Sir Craig Tunstall was Britain’s highest paid headteacher, earning £374,000 a year as he ran eight primary schools in south London and was made the “public face” of plans for a new secondary Free School in September 2016.
However, he was suspended in 2017 amid a Lambeth council fraud investigation and dismissed from his role in February 2018 for “gross misconduct”.
Sir Craig, 49, who was knighted for services to education in 2014, is suing the council and his former employers, the Gipsy Hill Federation (GHF), which governed the schools.
He claims he faced an “excessive workload”, overseeing around 600 staff and 4,200 pupils, managing simultaneous Ofsted inspections, building projects and “actual or threatened violence” towards teachers.

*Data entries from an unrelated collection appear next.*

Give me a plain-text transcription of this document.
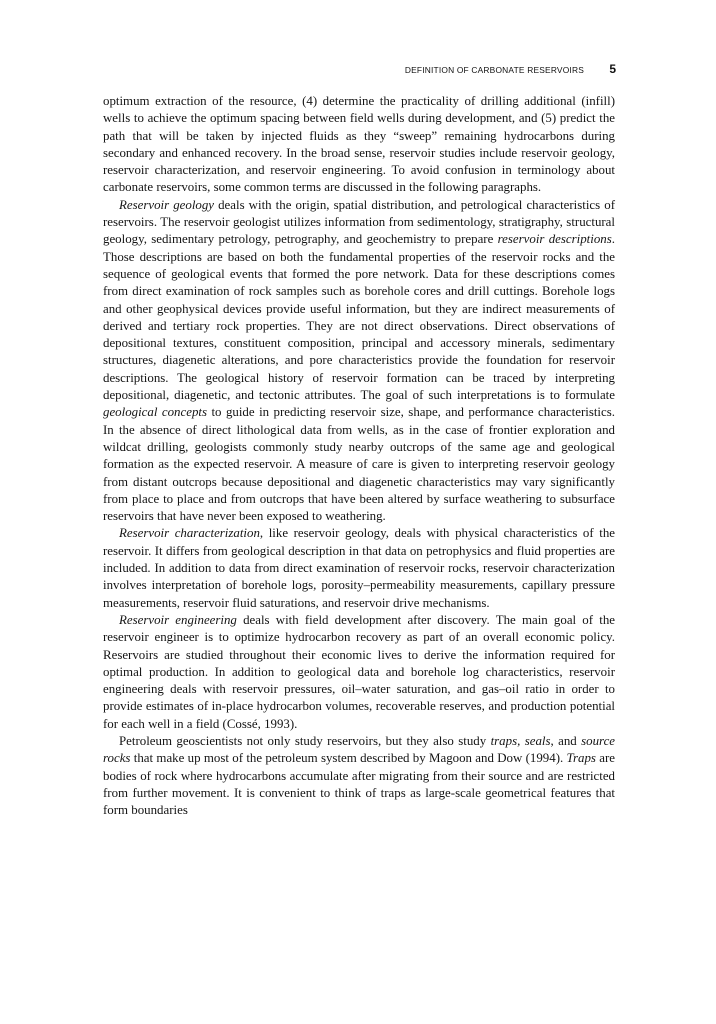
DEFINITION OF CARBONATE RESERVOIRS 5

optimum extraction of the resource, (4) determine the practicality of drilling additional (infill) wells to achieve the optimum spacing between field wells during development, and (5) predict the path that will be taken by injected fluids as they “sweep” remaining hydrocarbons during secondary and enhanced recovery. In the broad sense, reservoir studies include reservoir geology, reservoir characterization, and reservoir engineering. To avoid confusion in terminology about carbonate reservoirs, some common terms are discussed in the following paragraphs.

Reservoir geology deals with the origin, spatial distribution, and petrological characteristics of reservoirs. The reservoir geologist utilizes information from sedimentology, stratigraphy, structural geology, sedimentary petrology, petrography, and geochemistry to prepare reservoir descriptions. Those descriptions are based on both the fundamental properties of the reservoir rocks and the sequence of geological events that formed the pore network. Data for these descriptions comes from direct examination of rock samples such as borehole cores and drill cuttings. Borehole logs and other geophysical devices provide useful information, but they are indirect measurements of derived and tertiary rock properties. They are not direct observations. Direct observations of depositional textures, constituent composition, principal and accessory minerals, sedimentary structures, diagenetic alterations, and pore characteristics provide the foundation for reservoir descriptions. The geological history of reservoir formation can be traced by interpreting depositional, diagenetic, and tectonic attributes. The goal of such interpretations is to formulate geological concepts to guide in predicting reservoir size, shape, and performance characteristics. In the absence of direct lithological data from wells, as in the case of frontier exploration and wildcat drilling, geologists commonly study nearby outcrops of the same age and geological formation as the expected reservoir. A measure of care is given to interpreting reservoir geology from distant outcrops because depositional and diagenetic characteristics may vary significantly from place to place and from outcrops that have been altered by surface weathering to subsurface reservoirs that have never been exposed to weathering.

Reservoir characterization, like reservoir geology, deals with physical characteristics of the reservoir. It differs from geological description in that data on petrophysics and fluid properties are included. In addition to data from direct examination of reservoir rocks, reservoir characterization involves interpretation of borehole logs, porosity–permeability measurements, capillary pressure measurements, reservoir fluid saturations, and reservoir drive mechanisms.

Reservoir engineering deals with field development after discovery. The main goal of the reservoir engineer is to optimize hydrocarbon recovery as part of an overall economic policy. Reservoirs are studied throughout their economic lives to derive the information required for optimal production. In addition to geological data and borehole log characteristics, reservoir engineering deals with reservoir pressures, oil–water saturation, and gas–oil ratio in order to provide estimates of in-place hydrocarbon volumes, recoverable reserves, and production potential for each well in a field (Cossé, 1993).

Petroleum geoscientists not only study reservoirs, but they also study traps, seals, and source rocks that make up most of the petroleum system described by Magoon and Dow (1994). Traps are bodies of rock where hydrocarbons accumulate after migrating from their source and are restricted from further movement. It is convenient to think of traps as large-scale geometrical features that form boundaries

He says he was “unlawfully dismissed” following a flawed disciplinary process and is now unable to work and plagued by nightmares and depression.
His representative Asela Wijeyaratne said in a written claim at the High Court that he faced a “work pressure which was too great... which was injurious to the claimant’s health”.
“[He] was given less than a week’s notice before being installed as executive headteacher of a failing school,” the lawyer argued.
“He had sole responsibility for making wide-ranging structural changes to the management, teaching staff, values and teaching methods.”
Sir Craig was hired by the council in May 2002 as headteacher of Kingswood Primary School, helping to lift it out of special measures to a rating of outstanding by 2009. GHF was formed in 2008 by a partnership with Elm Wood Primary School in West Norwood and between 2010 and 2015 Sir Craig took charge of a further six failing schools.
Mr Wijeyaratne accused the council and Sir Craig’s employers of “negligence”, “breach of contract” and “breach of statutory duty” and said he should not have been put in charge of the Free School project unless someone took on his existing headteacher duties.
He said Sir Craig had to work long hours, weekends and holidays while helming the project and also handle “hostile” public reaction to the plans.
When a fraud investigation was launched, Sir Craig was hauled in for questioning in March 2017 without warning, he claims, and sacked the following year after a disciplinary hearing he refused to attend on health grounds. He says he has not yet been told if the council plans to refer the fraud investigation to the police.
Mr Wijeyaratne said “the prognosis for his ability to undertake any other type of employment in the future is currently poor”. Sir Craig lodged the damages claim at the High Court in November last year, with papers made public this week, and has brought separate employment tribunal proceedings alleging unfair dismissal.
In a statement, Lambeth council said: “The council and GHF confirm that proceedings have been served by Sir Craig. These will be vigorously defended.” GHF was contacted separately for comment.